Slugs is a laughably malodorous creature feature in which the most subglacial infestation is the cause for an body count epidemic. It shouldn’t be too strenuous to outpace the vermin here and a solid steel-toe boot could be the weapon of their demise. At least the film is never a symposium on the perils of toxic waste.

Juan Piquer Simon is still an incondite navigator of non-volitional chuckles via incongruous musical cues (e.g. When the ulcerated sheriff is driving to the site of a murder, the composition could be from T.J. Hooker or any spangly CBS police procedural from the epoch) or flagrant dubbing (the lip are pretty asynchronous during a dinner double date).

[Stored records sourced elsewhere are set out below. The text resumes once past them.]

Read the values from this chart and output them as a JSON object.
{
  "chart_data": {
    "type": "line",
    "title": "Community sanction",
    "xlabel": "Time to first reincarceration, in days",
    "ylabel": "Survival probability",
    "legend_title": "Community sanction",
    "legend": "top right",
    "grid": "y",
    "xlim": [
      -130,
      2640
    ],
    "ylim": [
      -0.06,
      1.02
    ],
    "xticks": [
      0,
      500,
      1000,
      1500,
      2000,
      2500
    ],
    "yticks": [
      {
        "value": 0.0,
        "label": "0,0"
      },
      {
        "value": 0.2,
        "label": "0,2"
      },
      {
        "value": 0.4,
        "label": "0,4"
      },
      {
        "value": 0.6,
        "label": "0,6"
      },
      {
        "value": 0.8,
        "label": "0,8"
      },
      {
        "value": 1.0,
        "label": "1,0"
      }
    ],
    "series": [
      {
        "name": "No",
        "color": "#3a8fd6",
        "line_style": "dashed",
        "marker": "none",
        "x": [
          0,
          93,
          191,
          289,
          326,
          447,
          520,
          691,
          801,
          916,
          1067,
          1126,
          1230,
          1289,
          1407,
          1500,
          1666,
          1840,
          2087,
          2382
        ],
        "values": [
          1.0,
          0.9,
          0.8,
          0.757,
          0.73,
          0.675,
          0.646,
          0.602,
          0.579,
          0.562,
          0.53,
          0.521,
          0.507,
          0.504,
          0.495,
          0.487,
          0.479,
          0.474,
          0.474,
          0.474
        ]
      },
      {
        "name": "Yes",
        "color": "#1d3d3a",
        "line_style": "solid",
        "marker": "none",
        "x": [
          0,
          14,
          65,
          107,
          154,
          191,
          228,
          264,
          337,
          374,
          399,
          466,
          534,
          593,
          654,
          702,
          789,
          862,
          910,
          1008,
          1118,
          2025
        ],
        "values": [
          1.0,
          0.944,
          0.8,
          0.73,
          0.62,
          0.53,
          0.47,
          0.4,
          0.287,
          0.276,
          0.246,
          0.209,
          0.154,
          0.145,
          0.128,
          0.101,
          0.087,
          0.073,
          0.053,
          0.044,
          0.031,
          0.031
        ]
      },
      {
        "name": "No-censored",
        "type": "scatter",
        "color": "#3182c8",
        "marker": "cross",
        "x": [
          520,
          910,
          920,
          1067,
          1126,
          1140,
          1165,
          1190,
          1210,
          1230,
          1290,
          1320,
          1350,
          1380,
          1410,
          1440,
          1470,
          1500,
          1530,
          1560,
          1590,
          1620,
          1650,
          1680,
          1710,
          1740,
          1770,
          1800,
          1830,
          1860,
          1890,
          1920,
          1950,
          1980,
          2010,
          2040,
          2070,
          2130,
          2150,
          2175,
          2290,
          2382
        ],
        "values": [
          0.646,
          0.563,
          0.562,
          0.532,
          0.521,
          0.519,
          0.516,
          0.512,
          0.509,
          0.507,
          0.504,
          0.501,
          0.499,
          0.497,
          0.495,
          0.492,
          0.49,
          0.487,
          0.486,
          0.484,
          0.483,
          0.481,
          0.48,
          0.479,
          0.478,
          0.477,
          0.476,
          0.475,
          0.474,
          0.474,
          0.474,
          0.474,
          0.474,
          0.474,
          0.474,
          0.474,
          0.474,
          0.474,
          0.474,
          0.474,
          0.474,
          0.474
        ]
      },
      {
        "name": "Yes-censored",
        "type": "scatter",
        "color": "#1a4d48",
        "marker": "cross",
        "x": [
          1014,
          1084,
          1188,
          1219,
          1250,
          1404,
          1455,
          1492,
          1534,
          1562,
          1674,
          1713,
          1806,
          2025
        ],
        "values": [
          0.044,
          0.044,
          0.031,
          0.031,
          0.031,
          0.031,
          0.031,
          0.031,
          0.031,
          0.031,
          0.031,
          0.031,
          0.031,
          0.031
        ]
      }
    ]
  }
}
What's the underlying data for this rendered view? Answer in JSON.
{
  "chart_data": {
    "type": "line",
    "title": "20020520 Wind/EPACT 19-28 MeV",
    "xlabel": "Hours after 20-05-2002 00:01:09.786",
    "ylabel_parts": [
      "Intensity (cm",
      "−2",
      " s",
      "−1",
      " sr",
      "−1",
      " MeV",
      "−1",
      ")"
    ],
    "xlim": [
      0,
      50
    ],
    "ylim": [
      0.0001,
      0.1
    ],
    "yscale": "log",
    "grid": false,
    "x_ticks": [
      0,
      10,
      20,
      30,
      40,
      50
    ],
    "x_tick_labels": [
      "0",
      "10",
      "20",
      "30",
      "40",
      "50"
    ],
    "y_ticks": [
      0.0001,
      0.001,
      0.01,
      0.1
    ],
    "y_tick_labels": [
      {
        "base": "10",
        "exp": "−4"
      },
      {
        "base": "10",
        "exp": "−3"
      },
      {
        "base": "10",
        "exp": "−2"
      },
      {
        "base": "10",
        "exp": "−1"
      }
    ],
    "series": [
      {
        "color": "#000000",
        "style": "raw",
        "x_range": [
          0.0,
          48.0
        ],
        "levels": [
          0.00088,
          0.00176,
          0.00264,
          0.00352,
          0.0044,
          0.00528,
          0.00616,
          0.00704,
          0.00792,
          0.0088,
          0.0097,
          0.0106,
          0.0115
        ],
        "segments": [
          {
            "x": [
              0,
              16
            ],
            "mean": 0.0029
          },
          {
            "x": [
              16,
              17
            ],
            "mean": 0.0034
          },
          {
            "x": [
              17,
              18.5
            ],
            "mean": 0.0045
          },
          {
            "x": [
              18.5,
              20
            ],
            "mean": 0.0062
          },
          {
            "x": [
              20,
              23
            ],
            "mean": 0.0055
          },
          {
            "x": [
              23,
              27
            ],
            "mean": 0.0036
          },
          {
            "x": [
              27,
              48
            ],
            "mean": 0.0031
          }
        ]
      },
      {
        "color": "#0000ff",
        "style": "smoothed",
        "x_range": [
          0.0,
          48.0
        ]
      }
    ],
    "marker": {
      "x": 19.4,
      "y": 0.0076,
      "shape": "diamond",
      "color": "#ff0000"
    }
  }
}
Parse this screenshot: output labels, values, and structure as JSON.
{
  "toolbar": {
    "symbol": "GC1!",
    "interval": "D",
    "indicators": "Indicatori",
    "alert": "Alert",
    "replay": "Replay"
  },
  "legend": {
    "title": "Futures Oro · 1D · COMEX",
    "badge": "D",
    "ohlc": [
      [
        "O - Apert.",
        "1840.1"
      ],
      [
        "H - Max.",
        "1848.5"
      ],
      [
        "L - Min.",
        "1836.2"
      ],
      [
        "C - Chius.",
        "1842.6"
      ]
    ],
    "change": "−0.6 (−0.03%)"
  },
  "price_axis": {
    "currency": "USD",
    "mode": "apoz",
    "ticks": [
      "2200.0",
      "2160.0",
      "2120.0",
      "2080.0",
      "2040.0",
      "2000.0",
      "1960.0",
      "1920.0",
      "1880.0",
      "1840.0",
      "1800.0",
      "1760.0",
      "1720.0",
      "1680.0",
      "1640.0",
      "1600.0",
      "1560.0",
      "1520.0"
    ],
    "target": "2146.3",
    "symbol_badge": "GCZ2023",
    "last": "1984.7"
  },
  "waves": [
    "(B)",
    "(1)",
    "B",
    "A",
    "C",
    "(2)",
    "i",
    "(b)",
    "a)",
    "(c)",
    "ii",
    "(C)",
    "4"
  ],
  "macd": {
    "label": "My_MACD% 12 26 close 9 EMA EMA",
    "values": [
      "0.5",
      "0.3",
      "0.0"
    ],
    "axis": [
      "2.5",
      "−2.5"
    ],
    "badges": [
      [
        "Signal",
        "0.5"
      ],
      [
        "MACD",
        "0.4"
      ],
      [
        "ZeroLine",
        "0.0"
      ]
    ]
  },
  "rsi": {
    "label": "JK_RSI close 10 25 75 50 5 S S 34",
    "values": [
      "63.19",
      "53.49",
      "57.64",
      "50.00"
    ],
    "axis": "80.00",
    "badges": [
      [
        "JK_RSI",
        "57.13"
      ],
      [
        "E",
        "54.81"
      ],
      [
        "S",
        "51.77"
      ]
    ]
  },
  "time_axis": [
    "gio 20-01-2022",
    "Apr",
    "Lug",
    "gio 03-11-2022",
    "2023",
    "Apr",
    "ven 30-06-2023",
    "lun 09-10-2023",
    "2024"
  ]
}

If this is a 80’s homage to Roger Corman B-movies, why does Simon tantalize the audience with a swimmer in her panties before curtailing it with a blood bubbles and a cut to the fatuous title Slugs- The Movie? Not to be confused with Slugs- The Coffee Table Novelization or Slugs- The Interactive Board Game.

Most of the victims are fatalities of their own hebetudinous stupidity such as a gardener who erratically axes off his hand before a trail of flammable liquid conflagrates the whole greenhouse. I’m not a enthusiast for films that can codified in the so-bad-it’s-good category and Slugs is primarily a stupefying embarrassment. On the other hand, it’s on par with the director’s repertoire.